Working in a Marketing Factory
Before I turned to making marketing qualified leads for a living, I was a production manager in a chocolate factory. It was a dream job for a chocoholic. We used to take raw materials at the making end (or “wet” end, as we called it) and make sure that as the sweet sugar center of the candy bar journeyed down the conveyor belt, all the steps to shape, cut and enrobe the bar were carried out correctly, and every stage added to the overall quality of the end product.
After passing the last enrobing station, the bar entered a long, dark, lonely tunnel. Thanks to the precise timing of the conveyor belt and cooling cycles, ready-to-pack chocolate bars soon emerged from the other end of the tunnel.
When the bars entered the packing room, workers were standing by to dispose of any bars that did not meet agreed-upon standards. It was considered better to have a lower conversion rate and throw the bad stuff out than let a misshapen bar clog the packing machines that wrapped bars at 350 units a minute. Finally, the packing machine operators would receive the acceptable bars into their machines and pack the end product for the sales team to deliver to eagerly awaiting customers.
So, why do I tell you this story on the SiriusDecisions blog? Well, this experience has provided me with a great library of visualization scenarios to bring key alignment concepts to life throughout my marketing career:
- Service-level agreements. At the chocolate factory, the production tunnel actually went through a wall as it progressed from the “wet” end to the “dry” end (the packing end). Can you imagine what would have happened in the factory if the chocolate-makers sent their product through the wall and just hoped that someone was ready and knew what to do with the product? In B2B sales and marketing, the supply and receiving functions must enter into a service agreement detailing exactly what is expected of both parties.
- Lead quality. When sales shouts, “Give me more leads!” I imagine what would have happened in the chocolate factory if I skipped a few steps in the making process or increased the speed of the conveyor belt without altering the cooling levers: The factory would have wound up with one mighty, gooey mess of badly formed bars congealing in a heap in front of the packers – a mess that no one could sell! Increasing the quantity of leads without taking steps to maintain the quality will lead to less – rather than more – success.

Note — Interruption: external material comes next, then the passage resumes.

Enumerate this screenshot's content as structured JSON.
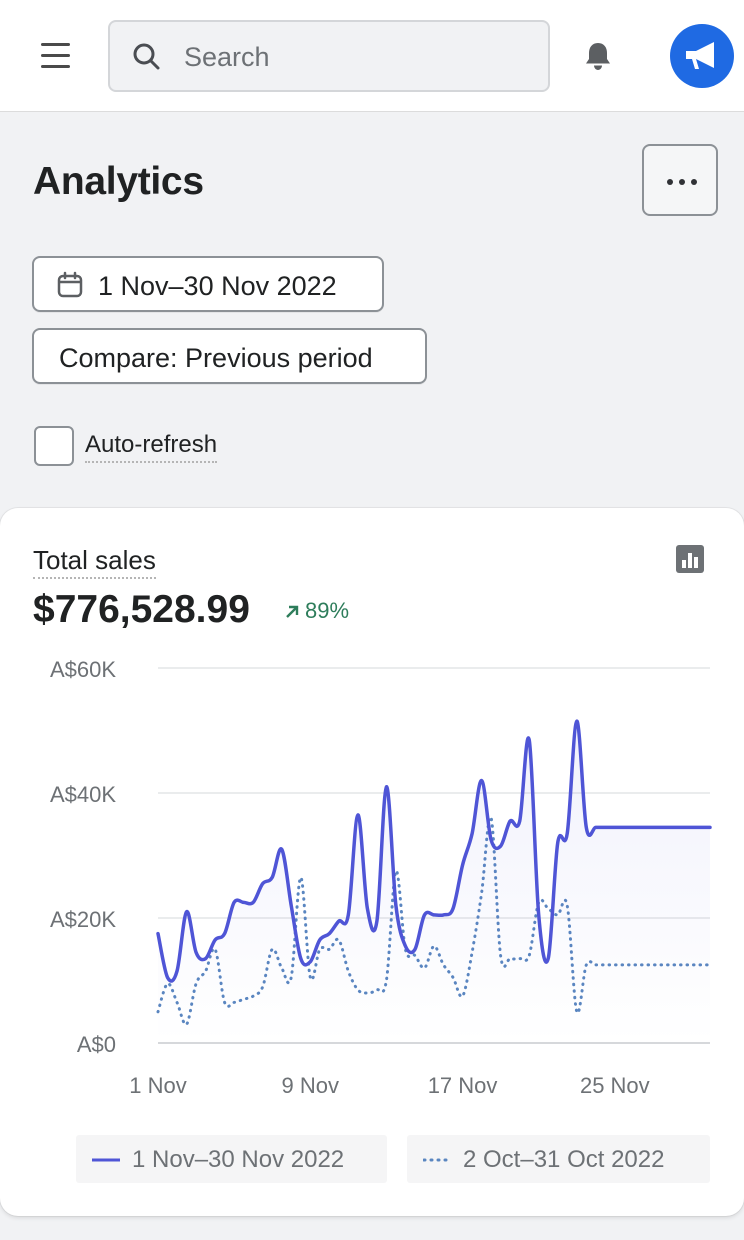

- Resource planning. When the teleservices team (which plays a role similar to that of the packers in the chocolate factory) cries out, “We can’t cope with the volume of leads,” I imagine what would happen if I had slowed down the factory conveyor belt: We would have had frozen, crumbly, inedible bars, or the highly paid sales staff might have been forced to begin wrapping individual chocolate bars! Reconcile demand creation against capacity constraints to better target efforts and reduce inefficiencies in the demand creation engine.

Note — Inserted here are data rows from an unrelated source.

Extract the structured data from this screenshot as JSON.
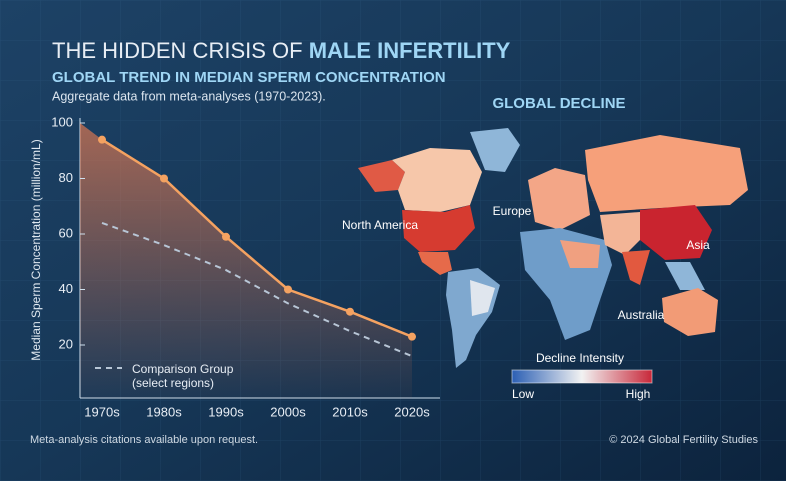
{
  "title_part1": "THE HIDDEN CRISIS OF",
  "title_part2": "MALE INFERTILITY",
  "subtitle": "GLOBAL TREND IN MEDIAN SPERM CONCENTRATION",
  "note": "Aggregate data from meta-analyses (1970-2023).",
  "chart_data": {
    "type": "line",
    "y_label": "Median Sperm Concentration (million/mL)",
    "categories": [
      "1970s",
      "1980s",
      "1990s",
      "2000s",
      "2010s",
      "2020s"
    ],
    "series": [
      {
        "color": "#f4a261",
        "values": [
          94,
          80,
          59,
          40,
          32,
          23
        ]
      },
      {
        "name": "Comparison Group (select regions)",
        "color": "#b8c6d6",
        "values": [
          64,
          56,
          47,
          35,
          25,
          16
        ]
      }
    ],
    "ylim": [
      0,
      100
    ],
    "yticks": [
      20,
      40,
      60,
      80,
      100
    ],
    "area_fill": true
  },
  "map": {
    "title": "GLOBAL DECLINE",
    "labels": [
      "North America",
      "Europe",
      "Asia",
      "Australia"
    ],
    "legend": {
      "title": "Decline Intensity",
      "low": "Low",
      "high": "High"
    }
  },
  "footer": {
    "left": "Meta-analysis citations available upon request.",
    "right": "© 2024 Global Fertility Studies"
  }
}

With these scenarios in mind, I think of all the marketing dashboards I have created, the number of leads I have generated and how many leads have been lost due to poorly aligned demand creation processes. I try to grasp what those numbers mean in terms of wasted money and human effort.

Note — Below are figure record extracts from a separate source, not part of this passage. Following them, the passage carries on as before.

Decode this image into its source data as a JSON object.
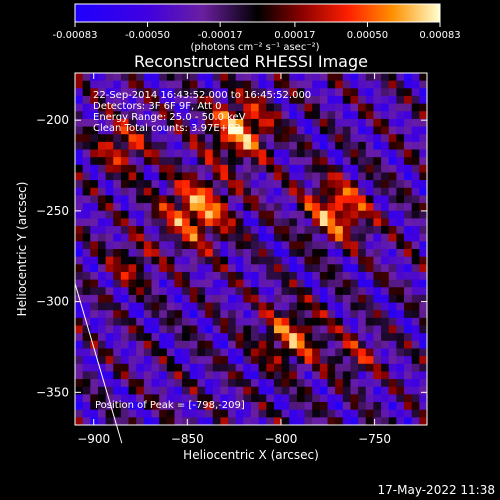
{
  "chart_data": {
    "type": "heatmap",
    "title": "Reconstructed RHESSI Image",
    "xlabel": "Heliocentric X (arcsec)",
    "ylabel": "Heliocentric Y (arcsec)",
    "xlim": [
      -910,
      -722
    ],
    "ylim": [
      -368,
      -174
    ],
    "x_ticks": [
      -900,
      -850,
      -800,
      -750
    ],
    "y_ticks": [
      -350,
      -300,
      -250,
      -200
    ],
    "colorbar": {
      "range": [
        -0.00083,
        0.00083
      ],
      "ticks": [
        "-0.00083",
        "-0.00050",
        "-0.00017",
        "0.00017",
        "0.00050",
        "0.00083"
      ],
      "unit_label": "(photons cm⁻² s⁻¹ asec⁻²)"
    },
    "annotations": [
      "22-Sep-2014 16:43:52.000 to 16:45:52.000",
      "Detectors: 3F 6F 9F, Att 0",
      "Energy Range: 25.0 - 50.0 keV",
      "Clean    Total counts: 3.97E+03"
    ],
    "peak_label": "Position of Peak = [-798,-209]",
    "peak": {
      "x": -798,
      "y": -209
    },
    "sources": [
      {
        "x": -822,
        "y": -205,
        "peak": 0.00083,
        "width": 12
      },
      {
        "x": -845,
        "y": -250,
        "peak": 0.0008,
        "width": 13
      },
      {
        "x": -770,
        "y": -250,
        "peak": 0.00075,
        "width": 12
      },
      {
        "x": -795,
        "y": -320,
        "peak": 0.00062,
        "width": 12
      },
      {
        "x": -885,
        "y": -215,
        "peak": 0.00055,
        "width": 10
      },
      {
        "x": -880,
        "y": -280,
        "peak": 0.0004,
        "width": 9
      },
      {
        "x": -760,
        "y": -330,
        "peak": 0.00035,
        "width": 9
      }
    ],
    "limb_line": {
      "x1": -910,
      "y1": -290,
      "x2": -885,
      "y2": -378
    },
    "grid": false
  },
  "footer": {
    "timestamp": "17-May-2022 11:38"
  }
}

Let me tell you, factories are noisy and intense places of work. But one of the worst sounds is absolute silence in the packing end. When you have seen a thousand chocolate bars disappearing off the end of a conveyor belt every minute – and when you have heard the “thud, thud, thud” of product hitting the ground, and the scraping sound as some poor chap literally shovels all the bars you have worked so hard to produce into a large waste barrel, then you can truly feel the pain of a poorly aligned marketing factory.